Figure B1(b) shows AMR⁻, AMR⁺ and AMR versus ${\tilde {{\Delta}}}_{m}$, for two values of θ and with ${\tilde {\varepsilon }}_{\text{F}}=2$. As expected, the contribution of each band and also the total conductivity is isotropic when all magnetic impurities are aligned perpendicular to the surface of a MTF. In case of having all the magnetic impurities aligned in-plane, AMR⁻ and AMR have a decreasing trend versus ${\tilde {{\Delta}}}_{m}$, while AMR⁺ has an increasing trend against ${\tilde {{\Delta}}}_{m}$.

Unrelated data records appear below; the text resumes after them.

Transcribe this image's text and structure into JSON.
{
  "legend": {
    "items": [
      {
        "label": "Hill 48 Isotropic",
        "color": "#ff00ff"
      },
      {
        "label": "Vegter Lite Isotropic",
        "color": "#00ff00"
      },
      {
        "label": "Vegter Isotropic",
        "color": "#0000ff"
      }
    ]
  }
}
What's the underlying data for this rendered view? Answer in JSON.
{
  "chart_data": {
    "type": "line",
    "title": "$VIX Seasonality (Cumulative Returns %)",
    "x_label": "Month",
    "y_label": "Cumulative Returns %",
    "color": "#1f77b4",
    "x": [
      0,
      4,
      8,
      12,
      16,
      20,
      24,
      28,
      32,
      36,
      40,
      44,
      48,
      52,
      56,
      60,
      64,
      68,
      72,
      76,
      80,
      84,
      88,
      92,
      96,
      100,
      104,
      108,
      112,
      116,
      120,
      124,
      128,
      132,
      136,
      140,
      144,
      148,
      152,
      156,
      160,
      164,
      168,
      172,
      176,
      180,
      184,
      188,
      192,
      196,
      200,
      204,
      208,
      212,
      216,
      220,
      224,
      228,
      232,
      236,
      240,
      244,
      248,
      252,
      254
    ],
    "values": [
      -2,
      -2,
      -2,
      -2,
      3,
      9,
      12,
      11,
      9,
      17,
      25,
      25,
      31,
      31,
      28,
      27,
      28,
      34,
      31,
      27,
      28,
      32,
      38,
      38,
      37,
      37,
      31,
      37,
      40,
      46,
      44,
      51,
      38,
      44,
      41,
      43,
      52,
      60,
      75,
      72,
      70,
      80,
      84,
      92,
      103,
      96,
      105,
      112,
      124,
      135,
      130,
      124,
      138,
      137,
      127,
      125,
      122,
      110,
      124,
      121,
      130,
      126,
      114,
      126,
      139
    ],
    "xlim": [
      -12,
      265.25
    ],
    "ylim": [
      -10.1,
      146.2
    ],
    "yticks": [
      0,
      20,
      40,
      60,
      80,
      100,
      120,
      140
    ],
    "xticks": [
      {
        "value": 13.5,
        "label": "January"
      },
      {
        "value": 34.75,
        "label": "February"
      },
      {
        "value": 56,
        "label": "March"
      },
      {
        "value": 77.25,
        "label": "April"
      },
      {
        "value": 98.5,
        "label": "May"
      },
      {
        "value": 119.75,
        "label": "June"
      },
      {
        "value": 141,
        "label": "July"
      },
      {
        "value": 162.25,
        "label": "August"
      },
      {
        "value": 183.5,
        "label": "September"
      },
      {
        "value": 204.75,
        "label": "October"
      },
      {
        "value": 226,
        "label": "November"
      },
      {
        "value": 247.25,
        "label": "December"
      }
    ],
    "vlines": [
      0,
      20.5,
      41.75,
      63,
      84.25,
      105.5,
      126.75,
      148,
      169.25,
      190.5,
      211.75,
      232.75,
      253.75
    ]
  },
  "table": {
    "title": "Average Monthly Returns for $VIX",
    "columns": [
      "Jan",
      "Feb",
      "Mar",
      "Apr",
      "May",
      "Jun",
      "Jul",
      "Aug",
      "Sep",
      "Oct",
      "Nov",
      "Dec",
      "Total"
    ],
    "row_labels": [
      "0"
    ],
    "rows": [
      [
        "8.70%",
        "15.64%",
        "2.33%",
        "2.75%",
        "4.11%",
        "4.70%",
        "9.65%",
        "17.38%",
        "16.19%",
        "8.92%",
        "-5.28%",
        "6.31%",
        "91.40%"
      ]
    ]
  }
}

When $\theta =\frac{\pi }{2}$, based on equation (19), just interband scatterings are possible for electrons, regardless of their chirality. In addition, as equation (19) indicates, the transition rate ω^νν '( k , k ') for an interband scattering is symmetric with respect to the chirality index. Accordingly, the probability of an interband scattering is independent of the chirality of electrons. However, during an interband transition, the band with minus chirality can host much more electrons. Therefore, the produced conductivity by electrons with plus chirality is much more anisotropic compared to the generated current by electrons with minus chirality, see figure B1(b). Regarding the anisotropy in the total charge current, because the transition rate of all interband scatterings decreases with increasing ${\tilde {{\Delta}}}_{m}$, the amount of produced anisotropy decreases (the red curve in figure B1(b)).